ジャンプして飛びかかって来たトーラをかわし、ロックは矢を射った。
「炎天狩射!」
「一本だけか? こんなの」
サッとトーラは避ける。
が、それは時間差攻撃。
「アイシクルレイン!」
「グアッ!」
「今度こそ当たらせて貰う! 飛天狩射!」
胸に命中。
トーラの変身が解けた。
ジェニファーが尋ねる。
「まだやる気なの? トーラ!」
「当たり前だ! あたしはまだ……」
「なら、仕方ないわね」
トーラの足元に浮かぶ魔法陣。
この魔法は、
「フレアインパクト!」
「アアア!」
ギリギリの所で、トーラは魔王によって城にテレポートさせられた。
敵がいなくなった山。
ロックがジェニファーを気遣う。
「ジェニファー、走れるか?」
「うん。これ位の事で、大丈夫だよ」
「よし」
ロックがジェニファーの手を引き、再び山を登り始めた。
それから数分後。
ギー婆さんの家に、薬草を携えたロックとジェニファーが戻って来た。
山のてっぺん、崖ギリギリの所に、一つだけ生えていたと言う。
「お帰りなさいませ、お二人とも。まあ……」
ルナンは擦り傷だらけのジェニファーの体を見て驚いた。
「そちらも、魔族に襲われたのですか? ロック様は、お怪我は……?」
「オレは平気だ。それより、こっちは無事か?」
「ギーバさんとティナ様のおかげで事なきを得ました。ご主人様も、無事です」
「良かった……。ジェニファーの手当てを頼む」
「あ、アタシがやるよ。ジェニファーこっちに」
ティナが家の中にジェニファーを連れて行った。
ルナンとギー婆さんは、ロックから薬草を受け取る。
「ご苦労じゃったの。さぁ、中に入ってお休み」
「後はわたくし達がこの薬草を煎じてご主人様にお与えします。さぁ、ロック様」
「ああ」
ロックも中に入る。
薬草を受け取った二人はそれを綺麗に洗い、用意しておいた道具で煎じた。
その間、シトラス達は話をして待っていた。
薬草が届く。
生で食べるのと違い、一旦お湯で湯がいてから、それを細かく擦る。その擦った物を再びお湯に入れて、それを飲むのだ。

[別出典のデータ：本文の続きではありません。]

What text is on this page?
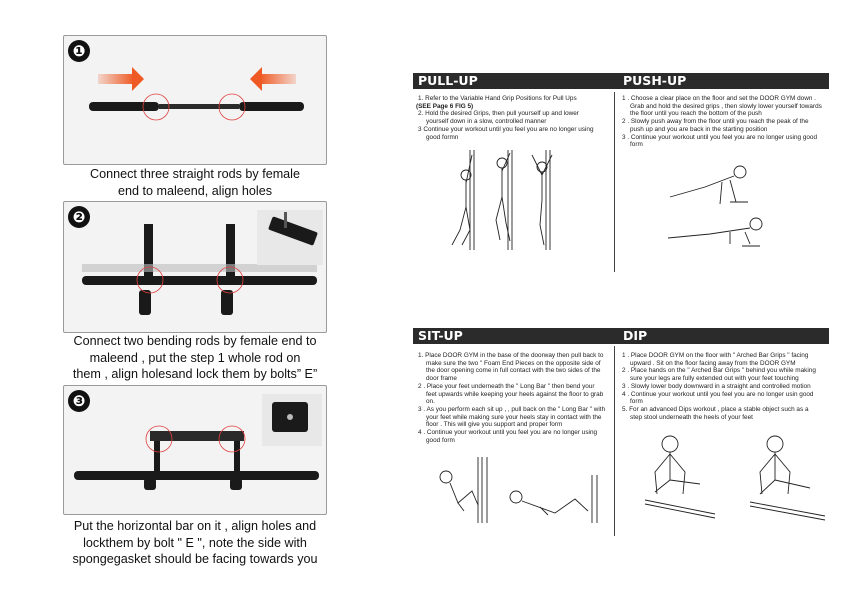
❶
Connect three straight rods by female
end to maleend, align holes
❷
Connect two bending rods by female end to
maleend , put the step 1 whole rod on
them , align holesand lock them by bolts” E”
❸
Put the horizontal bar on it , align holes and
lockthem by bolt " E ", note the side with
spongegasket should be facing towards you
PULL-UP	PUSH-UP
1. Refer to the Variable Hand Grip Positions for Pull Ups
(SEE Page 6 FIG 5)
2. Hold the desired Grips, then pull yourself up and lower yourself down in a slow, controlled manner
3 Continue your workout until you feel you are no longer using good formn
1 . Choose a clear place on the floor and set the DOOR GYM down . Grab and hold the desired grips , then slowly lower yourself towards the floor until you reach the bottom of the push
2 . Slowly push away from the floor until you reach the peak of the push up and you are back in the starting position
3 . Continue your workout until you feel you are no longer using good form
SIT-UP	DIP
1. Place DOOR GYM in the base of the doorway then pull back to make sure the two " Foam End Pieces on the opposite side of the door opening come in full contact with the two sides of the door frame
2 . Place your feet underneath the " Long Bar " then bend your feet upwards while keeping your heels against the floor to grab on.
3 . As you perform each sit up , , pull back on the " Long Bar " with your feet while making sure your heels stay in contact with the floor . This will give you support and proper form
4 . Continue your workout until you feel you are no longer using good form
1 . Place DOOR GYM on the floor with " Arched Bar Grips " facing upward . Sit on the floor facing away from the DOOR GYM
2 . Place hands on the " Arched Bar Grips " behind you while making sure your legs are fully extended out with your feet touching
3 . Slowly lower body downward in a straight and controlled motion
4 . Continue your workout until you feel you are no longer usin good form
5. For an advanced Dips workout , place a stable object such as a step stool underneath the heels of your feet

「さぁ、一気にお飲み。お湯はそんなに熱く無いじゃろ?」
「はい。頂きます」
シトラスはゴクリと飲み干した。
傷の痛みが治っていく。
「わ、もう全然痛く無い」
「そりゃそうじゃ。みんなが苦労した分、治って貰わなきゃ困る」
「はい、ご迷惑をおかけしました」
「ハハハハハハ!」
楽しい笑い声が、その場に響いた。